There’s this shit called coxinha which is basically battered/fried dough that envelops a variety of fillings—chicken, cheese, etc. The only problem is that, regardless what the filling is, everyone still just refers to it as coxinha as if it’s no big deal. Tomorrow morning, we’re serving it as 8 AM and there’s a shot I could bite into toothpaste.

Lastly, if you’re someone familiar with filming/editing or just want to throw your expertise around, email me at joebags015@gmail.com. I’m in over my head with this documentary thing and could use all the help I can get…

I Think I’m Making A Documentary…


Here’s the deal: This will be an incredibly short and concise blog post. For the record, I haven’t been blogging as often as I had been. For about a year before the whole Barstool audition, I was a machine. Basically, one blog a day for a solid 6 months but since getting an opportunity and blowing it in crystal clear, high definition, finding the motivation to write has been like trying to light a bonfire with a wet match.

So anyway, I know you’re probably wondering what the point of this blog is. Well, my interests are fleeting.
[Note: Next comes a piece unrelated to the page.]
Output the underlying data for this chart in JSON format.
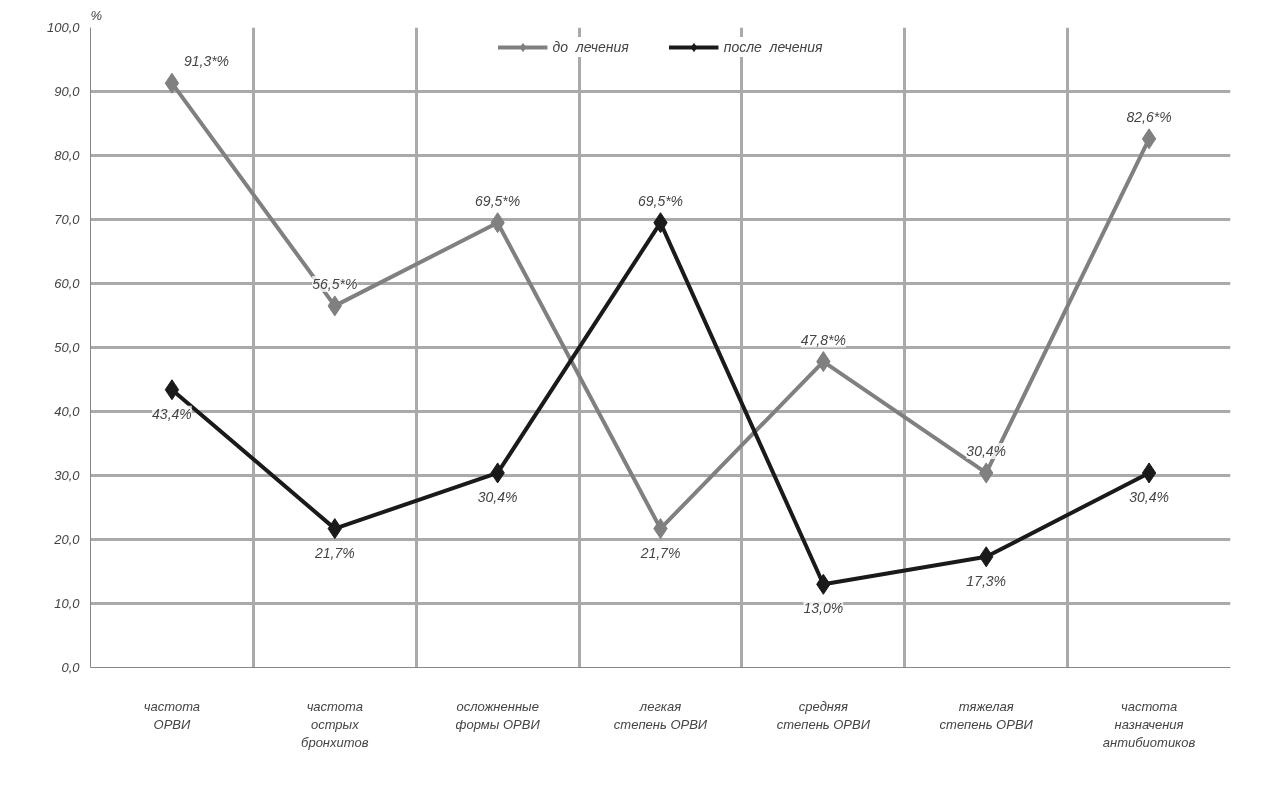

For the last decade, I’ve done a whole bunch of shit—writing, vlogging, rapping, acting, blah blah blah—and nothing has really stuck. I’ll most likely continue to update the blog periodically if I have something to write about but consider this the end of this site as an obligation.

That said, I do have something in the works and I honestly think it could be fantastic. I’ve always been a big documentary guy. Whenever I elect to watch something other than The Office on Netflix, it’s normally some investigative miniseries or something and part of me has felt I could eventually embark on one myself.

For the last few years, a buddy of mine and I have entertained the prospect of doing something around this particular subject and, on Tuesday morning, that something took a gigantic leap into the “possible” category and I couldn’t be more excited. As you can likely presume, we aren’t working with much more detail than that, however, the potential is all over the place. If we do it right, it could be fantastic; if we do it wrong, it could be fantastic.

I’m going to try to keep a lot of this information under wraps for as long as I can. At some point, I’ll most likely need some cash so expect a low budget Kickstarter coming your way, or maybe not. As I said (for seemingly the 100th time so far), I don’t know…

The main reason I’m putting this in a blog is because I have the mind of a scatterbrained catfish. There are hundreds of things I entertain doing that I don’t follow up on and I believe if I put it in writing, it may put me feet to the fire a bit. My toes need to feel warm in order to operate and hopefully this suffices.